The Mallinsons live in Tasmania, which has the lowest bulk-billing rate in the country. 

Federal Health Department figures show 44.8 per cent of Tasmanians are always bulk-billed at the GP compared to 51 per cent over a decade ago.

The Productivity Commission says 7.6 per cent of Tasmanians avoid seeing a doctor for financial reasons — the highest rate in the country. 

Nationally, the bulk-billing rate dropped from 87 per cent to 83.4 per cent between July and September, down from 88.4 per cent the year before.

The President of the Australian Medical Association, Professor Steve Robson, said many practices just could not afford to do it.

"If they bulk bill it means they are accepting the payment the government gives them for seeing a patient," he said.

"We know that payment has been frozen for a long time and now is crawling up at a snail's pace.

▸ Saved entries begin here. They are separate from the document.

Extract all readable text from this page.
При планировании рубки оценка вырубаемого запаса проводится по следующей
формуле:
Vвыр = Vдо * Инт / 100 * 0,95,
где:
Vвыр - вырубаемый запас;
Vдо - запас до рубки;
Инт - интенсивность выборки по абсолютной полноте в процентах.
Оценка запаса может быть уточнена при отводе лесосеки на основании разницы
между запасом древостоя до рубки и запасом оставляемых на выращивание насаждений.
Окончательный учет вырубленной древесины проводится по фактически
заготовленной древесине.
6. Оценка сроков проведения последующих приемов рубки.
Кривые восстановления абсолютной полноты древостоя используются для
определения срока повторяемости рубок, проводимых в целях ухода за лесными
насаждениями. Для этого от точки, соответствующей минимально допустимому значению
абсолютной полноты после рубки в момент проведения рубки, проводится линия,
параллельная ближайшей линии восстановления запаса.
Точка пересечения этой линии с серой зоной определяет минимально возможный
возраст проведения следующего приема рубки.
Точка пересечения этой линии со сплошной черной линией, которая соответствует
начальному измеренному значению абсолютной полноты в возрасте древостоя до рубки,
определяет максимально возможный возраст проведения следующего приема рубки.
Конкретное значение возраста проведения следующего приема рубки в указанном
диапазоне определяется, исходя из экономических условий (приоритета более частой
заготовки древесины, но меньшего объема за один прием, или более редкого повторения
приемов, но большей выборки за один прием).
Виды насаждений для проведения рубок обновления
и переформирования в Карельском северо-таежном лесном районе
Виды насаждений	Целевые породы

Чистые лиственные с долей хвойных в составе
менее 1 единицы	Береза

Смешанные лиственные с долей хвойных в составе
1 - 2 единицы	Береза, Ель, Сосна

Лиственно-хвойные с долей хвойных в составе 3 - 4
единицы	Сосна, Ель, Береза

"With inflation the way it is, small business general practices just can't afford to do it anymore."

He said the average consultation cost a practice around $90, but "the government will give them back less than $40".

"It's really important the government looks at how much they're prepared to chip in for that $50 that's missing so as to increase the bulk-billing rate," Professor Robson said.

While he welcomed the federal government's plan to strengthen Medicare, Professor Robson said there also needed to be a significant lift in the rebate or "it's impossible to see how bulk-billing rates could do anything but plummet".

Transparency 'the first step'

Federal Health Minister Mark Butler said in a statement the Morrison government had hidden the "shocking decline of bulk-billing", and that in the year to June 2022, fewer than two-thirds of Australians had all of their GP visits bulk-billed.

"Vaccines and other COVID-19 measures hid the true extent of the decline in bulk-billing under the Morrison government," he said.

"Those measures artificially inflated the figures while keep a short-term flow of rebates into general practice, cross-subsidising doctors to provide other care.

"My department will now regularly publish the data on how many Australians have all their visits to the GP bulk-billed. Being transparent with the public is the first step.

"I will continue to engage with all health care stakeholders, including consumer groups, unions and doctor groups to ensure we increase affordability and deliver our reforms to strengthen Medicare."

Calls for overhaul of primary care health funding

The health director at the Grattan Institute, Peter Breadon, said bulk-billing rates varied widely depending where you lived in Australia. 

"In south-western Sydney, about nine-in-10 patients are always bulk billed," Mr Breadon said. 

"In areas like country Western Australia, Northern Queensland and in some places like Tasmania and Canberra it's less than half of people."

He said deeper reforms to the way primary health care was funded were needed.

"The shortest possible visit will get higher payment for the GP, so that rewards this churning through patients as fast as you can," he said.

Mr Breadon is proposing a new funding model which would pay GPs more for treating people who are sicker and in need of longer consultations.

He also suggested funding a bigger team to support GPs.

"It would mean putting physiotherapists and psychologists and nurses and other kind of workers into the GP clinics [to] help provide that multidisciplinary care," he said.

Mr Breadon said in areas where there weren't enough health professionals, the federal and state governments needed to pool money to set up clinics or fund GP services out of small rural hospitals.